The more a buyer tries to avoid paying cash, the more wary you should be. If he can't pay cash, he's not really local. If his alternative to cash is "so fast and easy," well, he can use that method to get cash, can't he? Name one financial instrument that the buyer can't turn into cash before the sale yet you could more easily turn into cash after.

To recap the ways you can spot bogus replies to your online sale that intend to talk you out of your personal financial information:

  • Believe that if the offer sounds too good to be true, it's a scam.
  • Look for bad spelling, grammar.
  • Any personal details that the buyer volunteers about himself or herself are superfluous to the sale and should make you suspicious.
  • If the buyer says that another payment method is easier than cash or "just like cash," let him use that method to get the cash. If he can't pay cash, he's very probably not the local he says he is.

Protect Yourself When Selling Online

Never lose sight of how easy a transaction between two parties really is. You have something for sale, someone else wants to buy it, you meet in a public place by day, and exchange the item for cash.

Scammers will try to complicate each step of the process. They tell you about themselves, sprinkle in little confidence-building details here and there when none of that matters to the sale. The cash transaction gradually becomes, say, a direct deposit into your checking account or a cashier's check that (oops!) includes an extra $1,000 instead of the agreed-upon $100, and could you simply refund the difference?

"Deal locally with folks you can meet in person," is Craigslist's number-one piece of advice for avoiding scams. "Follow this one simple rule and you will avoid 99% of the scam attempts on craigslist."
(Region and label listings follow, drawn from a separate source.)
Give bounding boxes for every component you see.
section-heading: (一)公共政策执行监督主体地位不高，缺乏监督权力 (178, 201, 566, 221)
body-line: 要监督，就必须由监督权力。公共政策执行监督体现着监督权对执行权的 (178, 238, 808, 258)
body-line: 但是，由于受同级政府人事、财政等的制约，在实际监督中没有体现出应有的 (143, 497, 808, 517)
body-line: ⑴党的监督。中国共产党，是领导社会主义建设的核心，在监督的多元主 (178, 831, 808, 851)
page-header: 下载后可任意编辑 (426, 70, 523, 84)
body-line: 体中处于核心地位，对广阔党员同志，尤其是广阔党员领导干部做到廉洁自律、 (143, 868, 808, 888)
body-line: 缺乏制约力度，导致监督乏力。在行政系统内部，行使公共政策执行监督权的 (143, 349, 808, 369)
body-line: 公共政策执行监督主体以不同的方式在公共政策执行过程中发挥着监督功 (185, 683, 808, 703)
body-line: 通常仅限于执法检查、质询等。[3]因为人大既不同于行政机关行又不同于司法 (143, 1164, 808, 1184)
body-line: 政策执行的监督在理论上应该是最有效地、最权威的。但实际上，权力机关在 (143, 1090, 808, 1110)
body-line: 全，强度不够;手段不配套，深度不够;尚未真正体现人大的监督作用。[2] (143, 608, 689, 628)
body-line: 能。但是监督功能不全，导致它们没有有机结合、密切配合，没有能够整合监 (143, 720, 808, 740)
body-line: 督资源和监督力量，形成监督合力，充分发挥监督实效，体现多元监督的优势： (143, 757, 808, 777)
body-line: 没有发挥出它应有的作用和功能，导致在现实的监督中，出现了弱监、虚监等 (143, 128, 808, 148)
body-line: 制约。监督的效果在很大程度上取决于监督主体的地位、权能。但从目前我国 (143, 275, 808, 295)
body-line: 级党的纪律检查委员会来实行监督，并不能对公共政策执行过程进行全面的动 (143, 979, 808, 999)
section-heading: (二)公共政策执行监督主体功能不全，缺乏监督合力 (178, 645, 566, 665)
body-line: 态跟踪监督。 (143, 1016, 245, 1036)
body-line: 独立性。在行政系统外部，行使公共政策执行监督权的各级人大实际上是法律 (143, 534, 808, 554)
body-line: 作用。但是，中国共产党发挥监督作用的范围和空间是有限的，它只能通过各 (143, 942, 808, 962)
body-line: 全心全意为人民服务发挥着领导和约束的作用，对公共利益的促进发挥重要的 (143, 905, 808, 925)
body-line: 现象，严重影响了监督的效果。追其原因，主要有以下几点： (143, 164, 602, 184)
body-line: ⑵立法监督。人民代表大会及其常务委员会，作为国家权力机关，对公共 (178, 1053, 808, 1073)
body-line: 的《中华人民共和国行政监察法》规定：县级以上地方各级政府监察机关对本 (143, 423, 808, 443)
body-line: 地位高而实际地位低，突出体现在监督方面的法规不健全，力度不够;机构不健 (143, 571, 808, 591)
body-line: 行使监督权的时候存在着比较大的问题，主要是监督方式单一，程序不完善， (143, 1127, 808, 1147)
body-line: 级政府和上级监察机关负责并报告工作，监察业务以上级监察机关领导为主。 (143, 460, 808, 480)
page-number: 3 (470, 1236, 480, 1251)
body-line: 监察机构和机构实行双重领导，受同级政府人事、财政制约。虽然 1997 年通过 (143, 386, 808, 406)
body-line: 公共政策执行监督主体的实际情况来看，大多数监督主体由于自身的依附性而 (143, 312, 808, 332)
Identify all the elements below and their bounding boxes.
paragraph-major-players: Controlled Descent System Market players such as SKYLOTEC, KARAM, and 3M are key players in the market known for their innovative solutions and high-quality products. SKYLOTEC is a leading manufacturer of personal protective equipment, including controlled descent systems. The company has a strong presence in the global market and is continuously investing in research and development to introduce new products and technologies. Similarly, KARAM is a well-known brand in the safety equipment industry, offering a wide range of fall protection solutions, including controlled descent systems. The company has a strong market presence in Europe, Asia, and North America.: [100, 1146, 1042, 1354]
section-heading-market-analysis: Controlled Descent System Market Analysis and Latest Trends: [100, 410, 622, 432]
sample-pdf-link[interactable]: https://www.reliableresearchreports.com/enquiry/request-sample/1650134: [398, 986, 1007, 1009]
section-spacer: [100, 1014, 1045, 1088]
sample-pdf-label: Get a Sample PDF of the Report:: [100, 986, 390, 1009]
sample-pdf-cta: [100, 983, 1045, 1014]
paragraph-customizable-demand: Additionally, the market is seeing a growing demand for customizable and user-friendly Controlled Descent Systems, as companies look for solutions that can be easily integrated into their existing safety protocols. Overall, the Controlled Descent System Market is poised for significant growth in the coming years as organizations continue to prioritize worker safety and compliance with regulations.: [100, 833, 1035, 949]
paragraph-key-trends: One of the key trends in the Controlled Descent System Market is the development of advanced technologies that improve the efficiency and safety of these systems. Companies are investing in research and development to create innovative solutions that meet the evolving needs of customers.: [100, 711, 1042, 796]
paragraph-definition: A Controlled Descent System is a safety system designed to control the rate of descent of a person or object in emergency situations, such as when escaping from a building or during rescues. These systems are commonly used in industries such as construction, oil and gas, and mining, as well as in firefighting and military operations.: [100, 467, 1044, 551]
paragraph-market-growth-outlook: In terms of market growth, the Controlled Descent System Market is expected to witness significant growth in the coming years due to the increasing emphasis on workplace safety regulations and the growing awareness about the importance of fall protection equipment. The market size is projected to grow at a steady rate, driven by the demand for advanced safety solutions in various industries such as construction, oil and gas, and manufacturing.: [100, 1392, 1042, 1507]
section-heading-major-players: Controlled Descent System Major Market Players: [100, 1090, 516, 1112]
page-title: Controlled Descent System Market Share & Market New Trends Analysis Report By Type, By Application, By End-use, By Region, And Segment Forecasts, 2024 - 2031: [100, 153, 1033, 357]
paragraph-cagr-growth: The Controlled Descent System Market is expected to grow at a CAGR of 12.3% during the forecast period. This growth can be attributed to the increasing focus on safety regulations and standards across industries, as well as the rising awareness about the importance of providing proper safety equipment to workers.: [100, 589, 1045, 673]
Keep the sale impersonal and simple as follows:

  • Write no personally identifying information in your ad. Use Craigslist's anonymized email relay.
  • Insist on the transaction taking place in public in daytime, assuming that the item is portable. Suggest to meet by the entrance of a Target or supermarket, someplace you will be on camera.
  • Take plenty of pictures of the item from all angles in plenty of light. Send those to interested buyers. Don't agree to an in-home look. They want a better look before the public meetup? Send another picture. Amazon sells items solely by picture, and so can you.
  • For items so heavy they must be picked up at home, don't meet the buyer at your home alone. Ask a relative to come over, or invite a friend for lunch. Same goes if you're dropping off the item at the buyer's location. Bring someone with you.
  • Insist on a cash sale. Reject any financial instrument that shifts the burden to you, no matter how easy a buyer says a check or an escrow service or plastic gift cards would be. Be ready to say, "That does sound easy! So you go ahead and do that to get the cash, and then get back to me."

The thing with the Cashier's Check Scam is that as the scam unfolds, there might not be a cashier's check. That trustworthy method of payment could be mentioned up front to ease your doubts and dissuade you from further critical thinking.

There also probably won't be any meetup with this kind of scam, thank goodness. The scammers are probably writing from thousands of miles away. What the conmen want is your data, your financial info. They want your cooperation in a seemingly harmless money transaction for the sale of your item, and once you realize you have been ripped off, they are long gone. When they know or suspect that their mark is a senior citizen, they work even harder and more deviously.

I shudder to think about it, but I bet if my mother had agreed to meet the (ahem) married female local nurse who supposedly wanted to buy the item, that is not who would have shown up at the door. (I just thought of this: The message also mentioned a husband—that provides cover for a man to show up in place of a woman.)

My mother did acquiesce to one of the scammer's demands: She took down the ad immediately, per my advice. My brother-in-law the next town over has since picked up the walker and will be handling the sale.